2. A process for preparation of (R)-1-aryl-2-tetrazolyl-ethyl alcohol (III) comprising subjecting aryl ketone (II) to ketoreductase in presence of cofactor, wherein the ketoreductase is capable of converting ketone (II) to corresponding alcohol (III) in enantiomeric excess and the ketoreductase has at least 80% homology with amino acid sequence SEQ ID NO: 1.
3. The process as claimed in claim 1 wherein, ketoreductase has at least 80% homology with amino acid sequence SEQ ID NO: 1.

4. The process as claimed in claim 1 wherein, aryl ketone (II) is treated with the ketoreductase in presence of buffer and an alcohol or mixture of alcohol and solvent.
5. The process as claimed in claim 4 wherein, the buffer is a phosphate or triethanol amine buffer.
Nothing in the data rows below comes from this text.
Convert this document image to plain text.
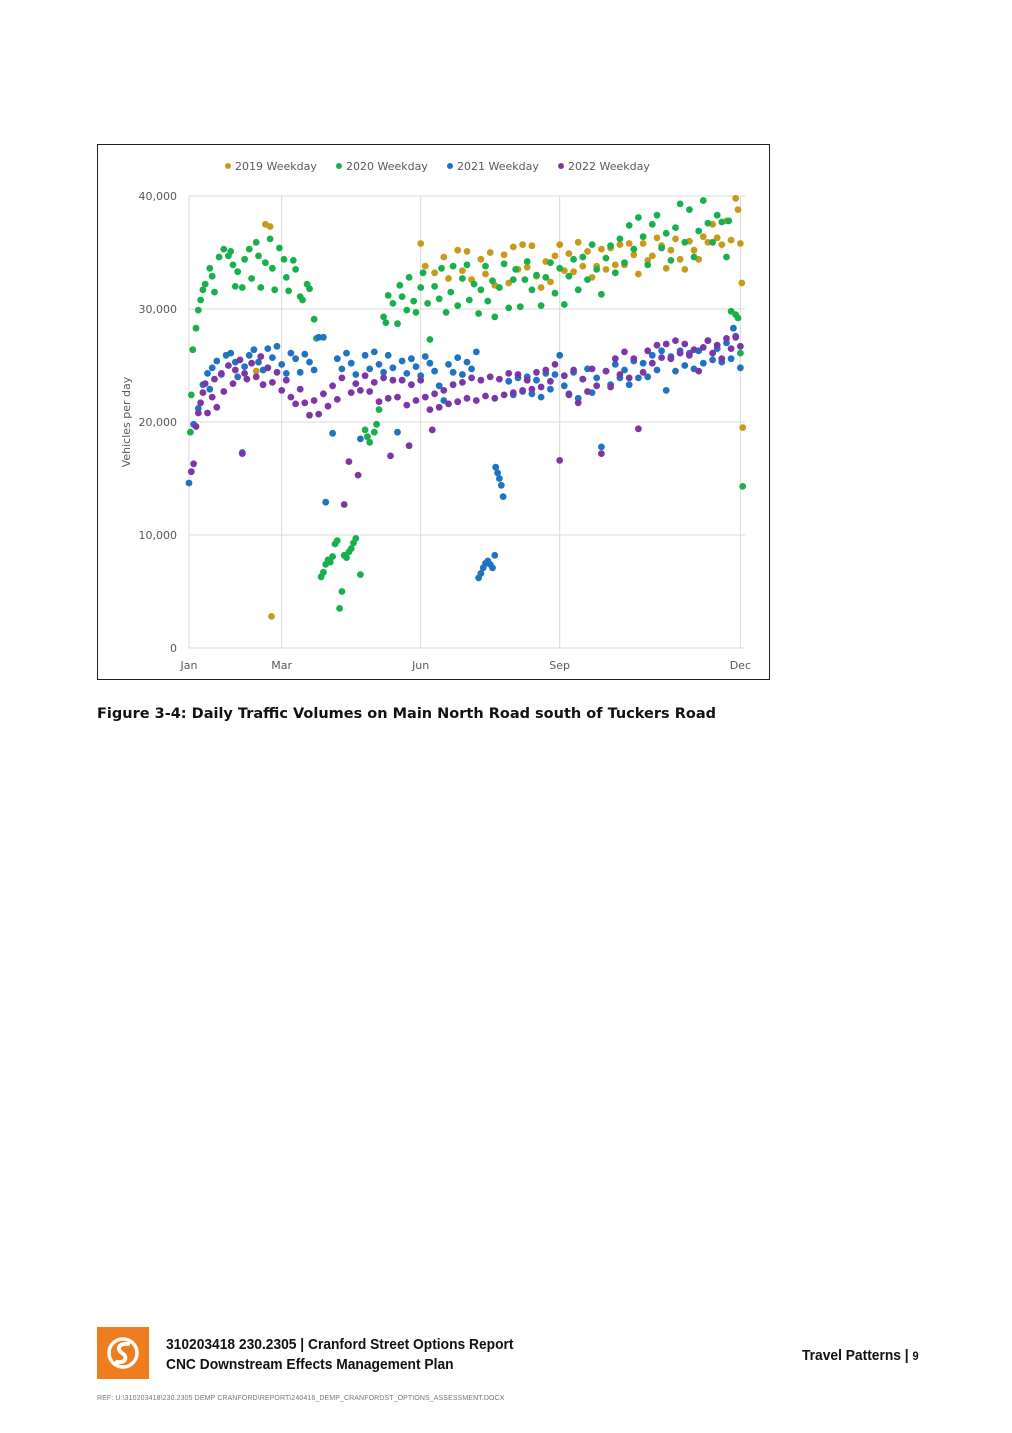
0
10,000
20,000
30,000
40,000
Jan	Mar	Jun	Sep	Dec
Vehicles per day
2019 Weekday	2020 Weekday	2021 Weekday	2022 Weekday
Figure 3-4: Daily Traffic Volumes on Main North Road south of Tuckers Road
310203418 230.2305 | Cranford Street Options Report
CNC Downstream Effects Management Plan
Travel Patterns | 9
REF: U:\310203418\230.2305 DEMP CRANFORD\REPORT\240416_DEMP_CRANFORDST_OPTIONS_ASSESSMENT.DOCX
6. The process as claimed in claim 4 wherein, the alcohol is methanol, ethanol, propanol, or butanol.
7. The process as claimed in claim 4 wherein, the solvent is dimethyl sulfoxide.
8. The process as claimed in claim 1 wherein, (R)-1-aryl-2-tetrazolyl-ethyl alcohol (III) has chiral purity of 99.5 to 99.9%, by HPLC.
9. The process as claimed in claim 1 wherein, ketoreductase has amino acid sequence of SEQ ID NO: 2, SEQ ID NO: 3, SEQ ID NO: 4, SEQ ID NO: 5, SEQ ID NO: 6, SEQ ID NO: 7, SEQ ID NO: 8, SEQ ID NO: 9, SEQ ID NO: 10, SEQ ID NO: 11, SEQ ID NO: 12, SEQ ID NO: 13, SEQ ID NO: 14, SEQ ID NO: 15, SEQ ID NO: 16, SEQ ID NO: 17, SEQ ID NO: 18 or SEQ ID NO: 19.